As you might have noticed from this blog and my tweets, I'm in the opening act of what promises to be an exciting and non-traditional doctoral literature dissertation. I'll be blogging the actual content of the dissertation in the months to come, but for now I'd like to share some of the things that have helped me mediate between my digital and humanist goals:

  1. At the beginning of writing the prospectus, identify all roles that have advisory and/or control relationships to the final form of your dissertation, and ask them to acknowledge in writing the conditions under which they will accept the dissertation format you propose. I talked with our library’s digital repository (which ingests dissertations), the graduate school (which has final say in granting my degree), my graduate department (to help them understand how my dissertation format choice is good both for me and for the department), and my dissertation committee (of course!).
  2. Generate a monthly schedule for completing both the digital work (coding, metadata, whatever) and writing for your project. Have options in place in case a) coding takes longer than planned and/or b) you need to make changes from the code you originally planned to create (e.g. it’s too hard to do or someone else does it first).

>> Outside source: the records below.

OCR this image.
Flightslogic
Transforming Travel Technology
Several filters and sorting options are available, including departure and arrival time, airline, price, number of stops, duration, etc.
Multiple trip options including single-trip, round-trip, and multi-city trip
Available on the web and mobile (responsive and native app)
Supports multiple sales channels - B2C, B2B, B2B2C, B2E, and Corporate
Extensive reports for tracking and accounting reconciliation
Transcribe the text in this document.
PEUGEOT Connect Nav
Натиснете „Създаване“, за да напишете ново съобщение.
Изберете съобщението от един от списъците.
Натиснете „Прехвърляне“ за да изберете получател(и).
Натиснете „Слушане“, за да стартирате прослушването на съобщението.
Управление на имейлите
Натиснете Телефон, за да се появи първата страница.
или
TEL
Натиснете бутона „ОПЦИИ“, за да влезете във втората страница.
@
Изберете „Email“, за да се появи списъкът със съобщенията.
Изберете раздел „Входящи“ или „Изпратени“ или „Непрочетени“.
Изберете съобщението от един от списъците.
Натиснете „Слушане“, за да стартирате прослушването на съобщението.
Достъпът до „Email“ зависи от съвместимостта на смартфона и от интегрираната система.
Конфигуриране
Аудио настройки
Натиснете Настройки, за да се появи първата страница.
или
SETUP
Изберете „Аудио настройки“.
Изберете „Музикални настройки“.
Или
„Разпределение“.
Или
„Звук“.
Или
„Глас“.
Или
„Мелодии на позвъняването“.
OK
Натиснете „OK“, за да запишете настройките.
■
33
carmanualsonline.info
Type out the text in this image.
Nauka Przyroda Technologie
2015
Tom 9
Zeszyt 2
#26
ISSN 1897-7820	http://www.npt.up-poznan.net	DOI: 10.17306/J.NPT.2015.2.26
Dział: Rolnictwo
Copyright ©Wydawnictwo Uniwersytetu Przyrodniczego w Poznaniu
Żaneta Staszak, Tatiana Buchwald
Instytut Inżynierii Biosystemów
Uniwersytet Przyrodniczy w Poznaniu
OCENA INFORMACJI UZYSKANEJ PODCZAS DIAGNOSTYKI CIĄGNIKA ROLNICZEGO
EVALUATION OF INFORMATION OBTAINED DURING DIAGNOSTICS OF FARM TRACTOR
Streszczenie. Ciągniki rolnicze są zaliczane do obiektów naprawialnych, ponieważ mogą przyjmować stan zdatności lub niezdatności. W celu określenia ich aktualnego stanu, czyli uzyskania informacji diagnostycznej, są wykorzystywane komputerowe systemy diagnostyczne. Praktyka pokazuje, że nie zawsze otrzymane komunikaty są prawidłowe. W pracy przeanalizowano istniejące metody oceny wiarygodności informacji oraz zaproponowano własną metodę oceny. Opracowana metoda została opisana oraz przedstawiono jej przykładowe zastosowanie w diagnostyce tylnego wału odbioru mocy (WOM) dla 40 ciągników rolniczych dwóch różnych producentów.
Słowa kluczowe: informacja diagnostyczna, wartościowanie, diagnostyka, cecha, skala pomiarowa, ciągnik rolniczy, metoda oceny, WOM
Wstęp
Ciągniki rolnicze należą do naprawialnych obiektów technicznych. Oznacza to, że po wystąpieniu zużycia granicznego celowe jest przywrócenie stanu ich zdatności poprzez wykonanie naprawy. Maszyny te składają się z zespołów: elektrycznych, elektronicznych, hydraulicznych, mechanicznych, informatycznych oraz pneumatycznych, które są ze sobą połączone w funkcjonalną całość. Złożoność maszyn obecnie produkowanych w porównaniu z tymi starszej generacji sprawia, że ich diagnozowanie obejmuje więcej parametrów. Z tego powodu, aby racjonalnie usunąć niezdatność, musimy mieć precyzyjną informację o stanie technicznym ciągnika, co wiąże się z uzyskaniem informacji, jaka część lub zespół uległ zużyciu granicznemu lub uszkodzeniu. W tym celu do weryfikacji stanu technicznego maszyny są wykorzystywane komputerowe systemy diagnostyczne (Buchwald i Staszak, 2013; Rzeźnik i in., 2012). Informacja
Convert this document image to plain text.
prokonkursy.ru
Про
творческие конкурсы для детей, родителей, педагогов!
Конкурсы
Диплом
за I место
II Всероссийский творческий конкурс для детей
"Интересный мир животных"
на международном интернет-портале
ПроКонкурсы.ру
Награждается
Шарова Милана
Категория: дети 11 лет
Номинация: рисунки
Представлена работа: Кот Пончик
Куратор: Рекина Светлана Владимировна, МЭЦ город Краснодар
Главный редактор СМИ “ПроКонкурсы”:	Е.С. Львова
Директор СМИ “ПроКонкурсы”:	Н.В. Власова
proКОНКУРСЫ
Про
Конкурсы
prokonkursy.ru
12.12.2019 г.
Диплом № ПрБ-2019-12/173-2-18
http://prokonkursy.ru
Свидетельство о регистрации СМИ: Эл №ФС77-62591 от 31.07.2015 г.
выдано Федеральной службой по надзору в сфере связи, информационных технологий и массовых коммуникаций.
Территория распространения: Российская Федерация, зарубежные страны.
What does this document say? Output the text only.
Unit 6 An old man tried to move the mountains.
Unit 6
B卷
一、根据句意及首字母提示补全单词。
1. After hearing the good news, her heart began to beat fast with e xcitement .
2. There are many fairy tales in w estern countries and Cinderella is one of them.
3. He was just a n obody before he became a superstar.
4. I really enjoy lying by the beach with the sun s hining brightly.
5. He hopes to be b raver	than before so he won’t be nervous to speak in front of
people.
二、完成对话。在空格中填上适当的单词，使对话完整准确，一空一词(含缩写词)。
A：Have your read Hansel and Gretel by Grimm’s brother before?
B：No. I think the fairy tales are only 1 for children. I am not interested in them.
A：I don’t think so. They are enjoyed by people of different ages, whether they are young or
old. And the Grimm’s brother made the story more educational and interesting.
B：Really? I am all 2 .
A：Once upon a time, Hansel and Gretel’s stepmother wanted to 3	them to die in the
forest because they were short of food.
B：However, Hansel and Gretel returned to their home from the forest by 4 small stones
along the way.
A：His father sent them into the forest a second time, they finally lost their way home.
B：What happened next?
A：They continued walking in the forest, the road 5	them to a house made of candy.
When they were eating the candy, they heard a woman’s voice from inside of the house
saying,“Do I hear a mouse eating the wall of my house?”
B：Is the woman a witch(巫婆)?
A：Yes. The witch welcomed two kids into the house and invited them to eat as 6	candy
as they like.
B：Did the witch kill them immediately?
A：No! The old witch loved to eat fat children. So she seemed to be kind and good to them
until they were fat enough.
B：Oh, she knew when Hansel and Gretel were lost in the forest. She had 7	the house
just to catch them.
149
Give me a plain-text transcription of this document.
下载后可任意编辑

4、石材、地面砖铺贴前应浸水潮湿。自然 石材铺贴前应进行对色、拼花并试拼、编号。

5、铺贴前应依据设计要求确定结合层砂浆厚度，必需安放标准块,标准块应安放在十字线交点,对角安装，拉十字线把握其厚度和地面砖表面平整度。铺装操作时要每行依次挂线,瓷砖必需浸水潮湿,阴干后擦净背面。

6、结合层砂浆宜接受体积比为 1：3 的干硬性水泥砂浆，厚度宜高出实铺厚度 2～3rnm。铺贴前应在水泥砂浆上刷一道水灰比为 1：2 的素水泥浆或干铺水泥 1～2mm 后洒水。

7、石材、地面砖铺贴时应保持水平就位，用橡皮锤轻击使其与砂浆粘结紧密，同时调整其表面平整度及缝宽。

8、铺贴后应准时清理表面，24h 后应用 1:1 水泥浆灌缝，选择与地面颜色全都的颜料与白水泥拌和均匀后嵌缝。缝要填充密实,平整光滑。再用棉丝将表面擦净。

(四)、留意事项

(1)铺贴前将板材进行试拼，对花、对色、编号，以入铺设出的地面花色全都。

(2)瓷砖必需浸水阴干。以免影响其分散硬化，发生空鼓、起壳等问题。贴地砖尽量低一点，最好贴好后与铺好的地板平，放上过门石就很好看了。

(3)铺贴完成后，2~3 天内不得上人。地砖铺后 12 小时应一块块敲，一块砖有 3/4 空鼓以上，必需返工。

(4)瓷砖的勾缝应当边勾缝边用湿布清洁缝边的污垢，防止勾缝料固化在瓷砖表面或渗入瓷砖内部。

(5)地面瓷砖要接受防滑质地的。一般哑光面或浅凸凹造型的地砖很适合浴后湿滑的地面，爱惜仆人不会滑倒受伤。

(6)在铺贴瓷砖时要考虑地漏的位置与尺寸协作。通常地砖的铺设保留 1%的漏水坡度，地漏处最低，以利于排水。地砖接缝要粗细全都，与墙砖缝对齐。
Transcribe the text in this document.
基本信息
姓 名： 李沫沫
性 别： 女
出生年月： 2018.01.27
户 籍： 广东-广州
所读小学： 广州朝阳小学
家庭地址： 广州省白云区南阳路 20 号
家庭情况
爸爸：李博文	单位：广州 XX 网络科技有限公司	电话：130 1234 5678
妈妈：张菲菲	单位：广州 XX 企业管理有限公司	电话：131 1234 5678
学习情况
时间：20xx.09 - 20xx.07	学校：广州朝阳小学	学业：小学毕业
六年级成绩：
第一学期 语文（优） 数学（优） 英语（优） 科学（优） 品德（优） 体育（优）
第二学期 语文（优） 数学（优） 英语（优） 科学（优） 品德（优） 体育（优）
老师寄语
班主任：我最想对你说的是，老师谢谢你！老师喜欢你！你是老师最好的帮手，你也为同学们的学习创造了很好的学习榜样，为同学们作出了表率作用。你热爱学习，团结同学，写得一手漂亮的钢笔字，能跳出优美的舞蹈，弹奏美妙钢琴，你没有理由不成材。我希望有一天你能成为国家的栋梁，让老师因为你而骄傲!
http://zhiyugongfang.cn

  3. With all the members of your dissertation committee, hold a meeting that is focused on practical aspects of your dissertation’s running and marketing (both to non-DH members of your department and the larger community). You’ll likely need to do some extra work over a traditional dissertation’s requirements to justify the format of your dissertation and how it fits into your degree program (in my case, literature); this is actually a really helpful, mindful exercise that I think all students should do whether or not they’re producing digital work.
  4. Plan towards eventual publication of your work, considering both traditional venues and more recent projects that can handle both writing and new media projects. If you’ll be blogging as part of the process, consider how this writing can become part of the finished project, whether it can be republished, and the risks and rewards of early publication. Think about how the nature of what you can publish out of your dissertation will affect your job prospects (e.g. students seeking tenure-track teaching positions need to think carefully if they’re not creating something very book-like).
  5. Be clear on your career goals and what skills you’d like to improve over the coming years of your dissertation, and identify who will be supporting the more technological aspects of your project. How can you use your dissertation to develop and demonstrate these skills? Think not just about improving existing skills or honing one ability, but about diversifying your skills.

I successfully defended my digital humanities doctoral dissertation in Spring 2015. The Infinite Ulysses social+digital reading platform that was part of that project has been retired into an archival form: a static site with a slideshow tour of past interactive features.